In 61 years of Pastoring, I’ve been bone-tired, misunderstood, angry, tempted, stubborn, envious of other Pastors, seriously puzzled. But I never once thought of quitting. When I’d fall off, the Holy Spirit would give some pointers to “git me back on.

  • When Jesus accepts our offer to serve, He accepts us as is—not the ability and performance of someone across town. The key evaluation of our performance is not success or popularity or recognition or even excellence. It is faithfulness. (1 Corinthians 4:2) At the end He doesn’t say, “Well done, Household Name.” More often it is, “Well done, Unknown.” (Matthew 25:23)
  • Results are His responsibility. Our discouragement short-circuits His system. We plant and we water. He alone makes it grow. (1 Corinthians 3:6-9) We don’t see final results. Why would someone plant a century plant? In the story Jesus told, there was only a 25% response. (Mark 4:1-8) Remember Kenny Rogers? “They’ll be time enough for counting when the dealin’s done.” The seed we plant for Jesus is never wasted. (Isaiah 55:11) Elijah had a bad case of the twisties when he thought his ministry’s results were his. (1 Kings 19:10)
  • What would you rather do? Wire houses? Coach wrestling? Do lawn care? Teach at the university? Other careers can look simpler.
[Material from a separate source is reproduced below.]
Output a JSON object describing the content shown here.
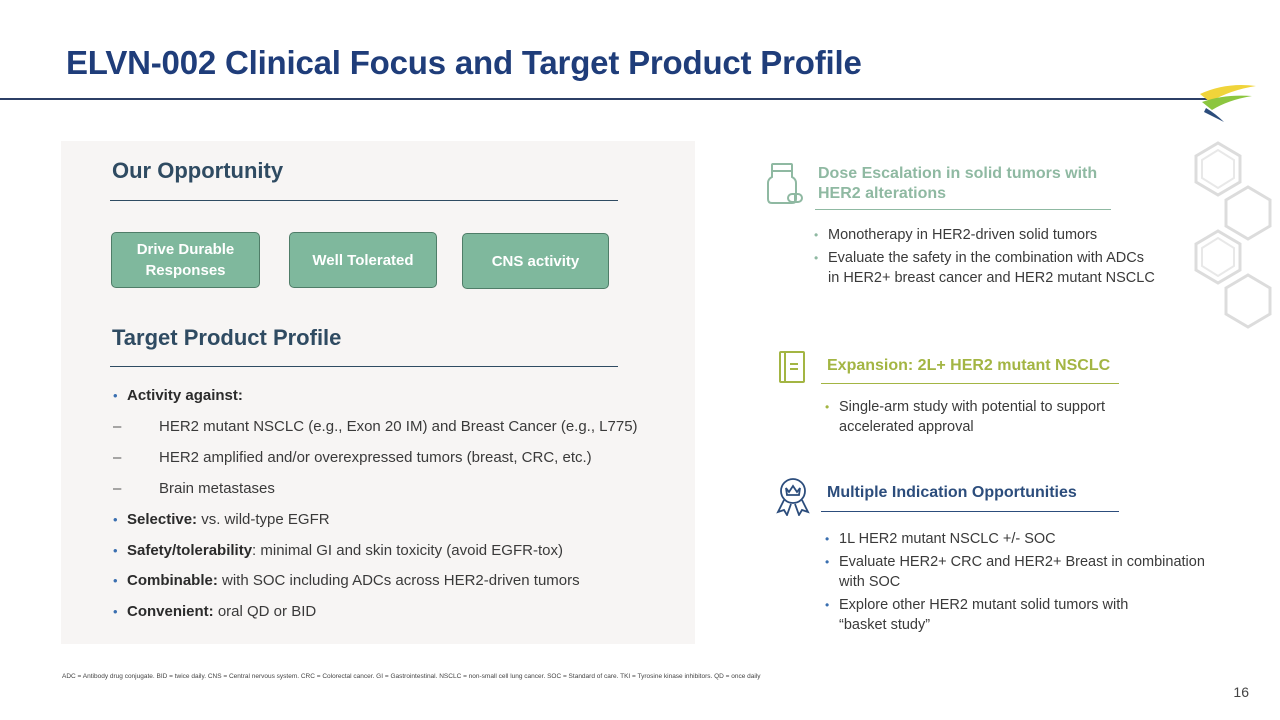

But compared to pastoring? A 12-year-old girl and a 73-year-old husband and an 82-year-old single woman all said the same thing to me: “I’ve never told anyone else this before.” I can scarcely breathe. Me? Serving Him? Look back at that hospital visit; that round of golf; that youth meeting; that conversion.
  • Jesus knows. (Mark 3:20) Doesn’t that do it for you! He watches us juggle our schedules. He knows our intentions. Of course you want to deliver top-notch sermons after a week of extensive pastoral caring, while having shown your dear family all the attention and time they desire. You’re not sitting around planning how to goof off. Most of the time, the judges we fear don’t wear black robes. The only Judge that matters “understands every desire and every thought.” (1 Chronicles 28:9)
  • Jesus had His own agenda. “I must teach in other towns.” (Luke 4:42-43) We can plan selectively, too. Jesus had His own needs. The people wanted more “but Jesus often withdrew to lonely places and prayed.” (Luke 5:16) We can recognize our needs, too. People know appointments with the dentist or the oil change come during certain hours. The 20-year alcoholic who calls at 3 a.m. and “mush she you,” can wait a while longer.
  • My family’s hunger for me is real. Date night(s); ball games, even travel teams; shopping; squabbles; school affairs; fixing things around the house; homework; hang time; it’s a long list. Jesus expected Pastors to have families. (1 Timothy 3:2, 4) He also expected family members to sacrifice desires. (Luke 14:26) Open discussion with our family and Jesus helps us manage the tension. (Philippians 2:4)
  • Is it time to re-calibrate? “Delight yourself in the Lord and He will give you the desires of your heart.” (Psalm 37:4) Given our dedication, it is easy to short-circuit the text. Am I really delighting in the Lord or actually delighting in the desires of my heart? When we broad-jump over the first part of the text we end up with the twisties. As best as you are able to be honest with yourself, right now, what are you delighting in? The person of our dear Lord, or the (ministry) desires of your heart? He loves it when you spend time with Him. (John 4:23)
  • We never minister alone. “Before I formed you, before you were born, I appointed you.” (Jeremiah 1:5) “Before I was born, the Lord called me.” (Isaiah 49:1) “This man is My chosen instrument to carry My Name.” (Acts 9:15). Not only that! “We are (re)created in Christ Jesus to do good works, which God prepared in advance for us to do.” (Ephesians 2:10) “Before day one, our whole life was laid out in Your book.” (Psalm 139:16) Brothers and Sisters, we can’t lose.

Oftentimes during these years I would say, “Jesus, this is all the Ren I know. I’m doing the best I know how. If this isn’t pleasing, I’ll be glad to serve you in any other way.” He hasn’t changed His call yet. I’m thankful.